A Georgia man has sued the Valdosta, Georgia police department for $700,000 following a February incident where he was wrongfully detained and aggressively handled. He’s seeking damages for unnecessary and excessive use of force.
According to the Valdosta Daily Times, the federal suit filed by Antonio Arnelo Smith last Friday accuses Valdosta police officers of injuring him during an encounter that was a result of mistaken identity. During the incident, Smith was body-slammed to the ground and cuffed because authorities believed he was a suspect in a panhandling case. His attorneys argue that officers were in violation of Smith’s civil rights.
Valdosta Mayor Scott James Matheson, members of the Valdosta City Council, Valdosta Police Chief Leslie Manahan, three Valdosta patrolmen and one police sergeant are all named as defendants in the lawsuit that attorneys are demanding be decided upon by a jury trial.

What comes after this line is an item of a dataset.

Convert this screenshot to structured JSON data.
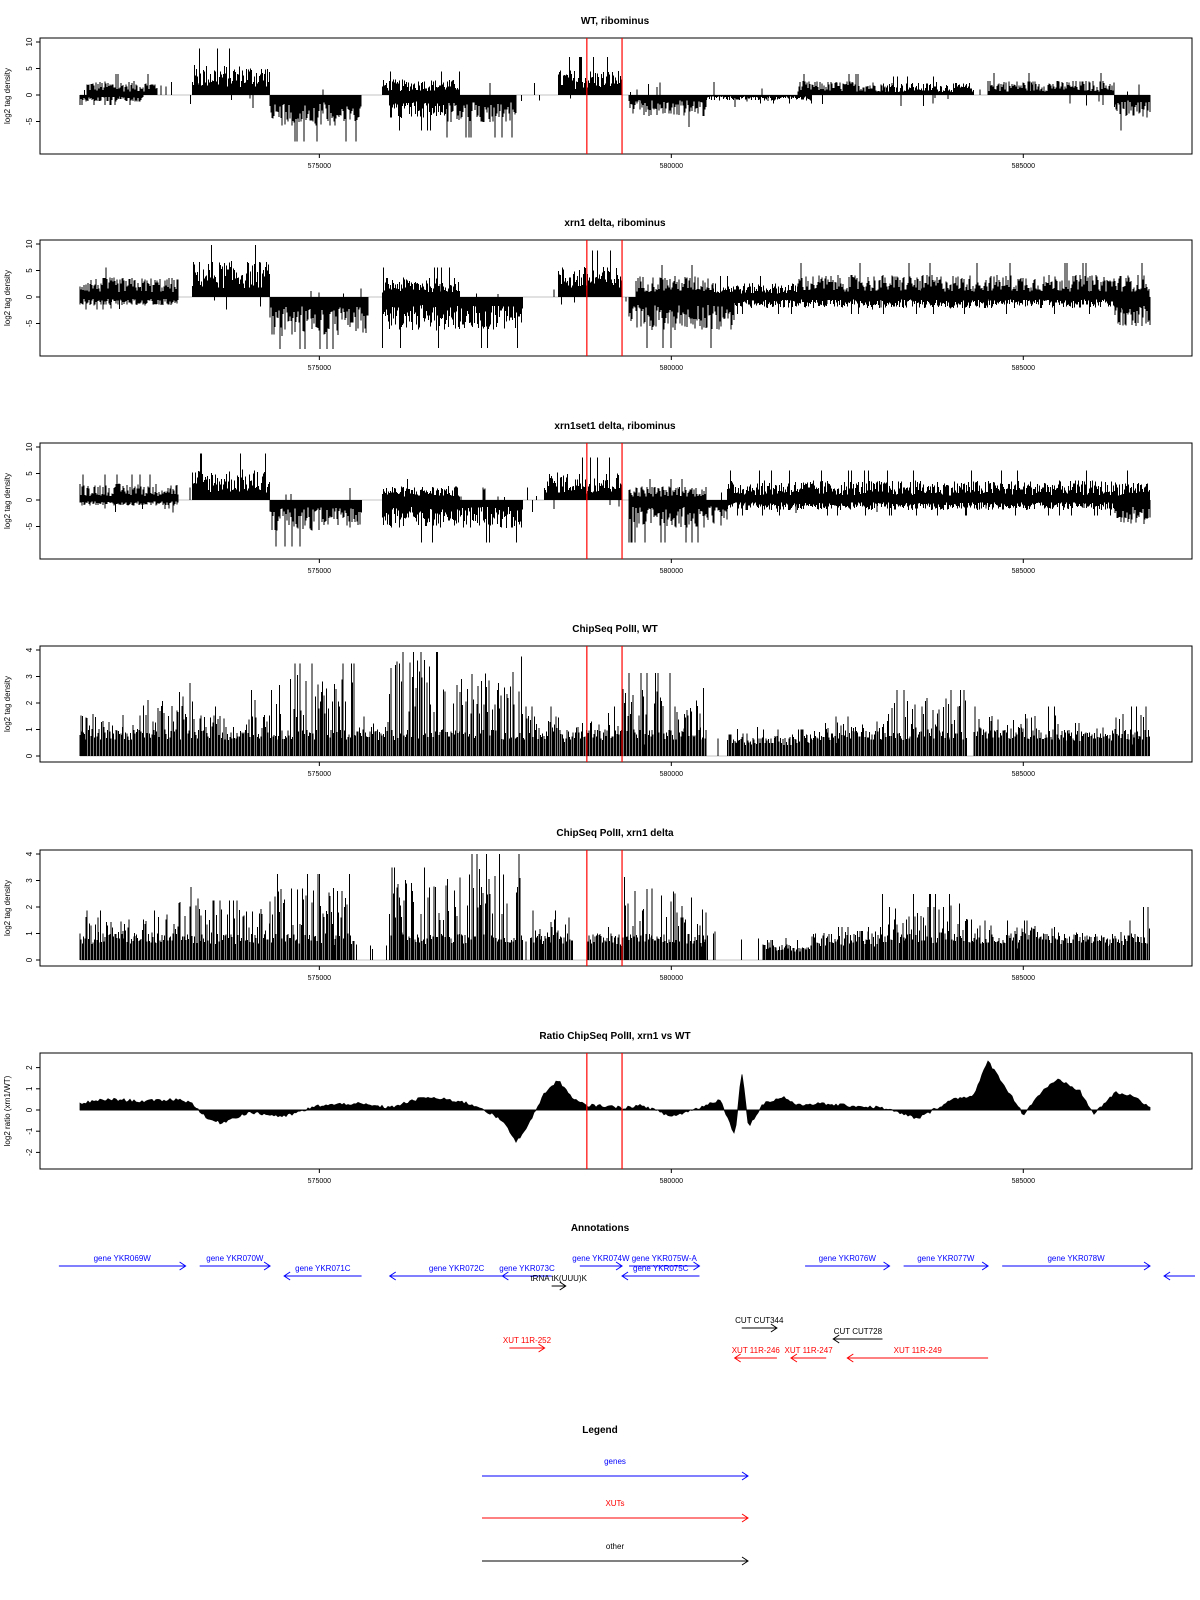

Bodycam video captured of the encounter begins with Smith calmly speaking with a Black patrolman who is questioning him about his activity in the area. The officer claims that he was called to the scene after somebody reported suspicious activity. Smith told the officer that he was not involved in suspicious activity. Instead, he was visiting the Western Union inside of the nearby Walgreens and was waiting for his sister in Florida to wire transfer him money.
As Smith is offering up his ID and telling the officer his reason for being there, Valdosta Police Sgt. Billy Wheeler walks right up to Smith, restrains him in a “bear hug” and within seconds of telling him to put his hand behind his back, slams him to the ground. A shocked, and obviously hurt Smith, begins to cry out that the sergeant broke his wrist.
Moments later it becomes obvious that the officers’ attack on Smith was unwarranted as confusion arises around why he was being detained. Sgt. Wheeler, who approached the scene without asking any questions, admits that he thought Smith was the suspect who had a warrant out for his arrest. The Black patrolman on the scene tells him that Smith provided ID and confirmed he was not that man.
“It’s two different people,” the patrolman offers up. “That’s why I was trying to figure out if I had missed something when you told him to put his hands behind his back.”
Smith’s lawsuit states that he sustained “distal radial and ulnar fractures” from the encounter with Wheeler and walked away in agonizing pain.
On Monday, the City of Valdosta put out a statement saying, “The City of Valdosta and the Valdosta Police Department takes any report of any injury to a citizen seriously. Although there was no complaint filed with VPD, once the shift supervisor was notified, it prompted the review process of the incident by the officer’s supervisor, patrol bureau commander, Internal Affairs Division and chief of police.”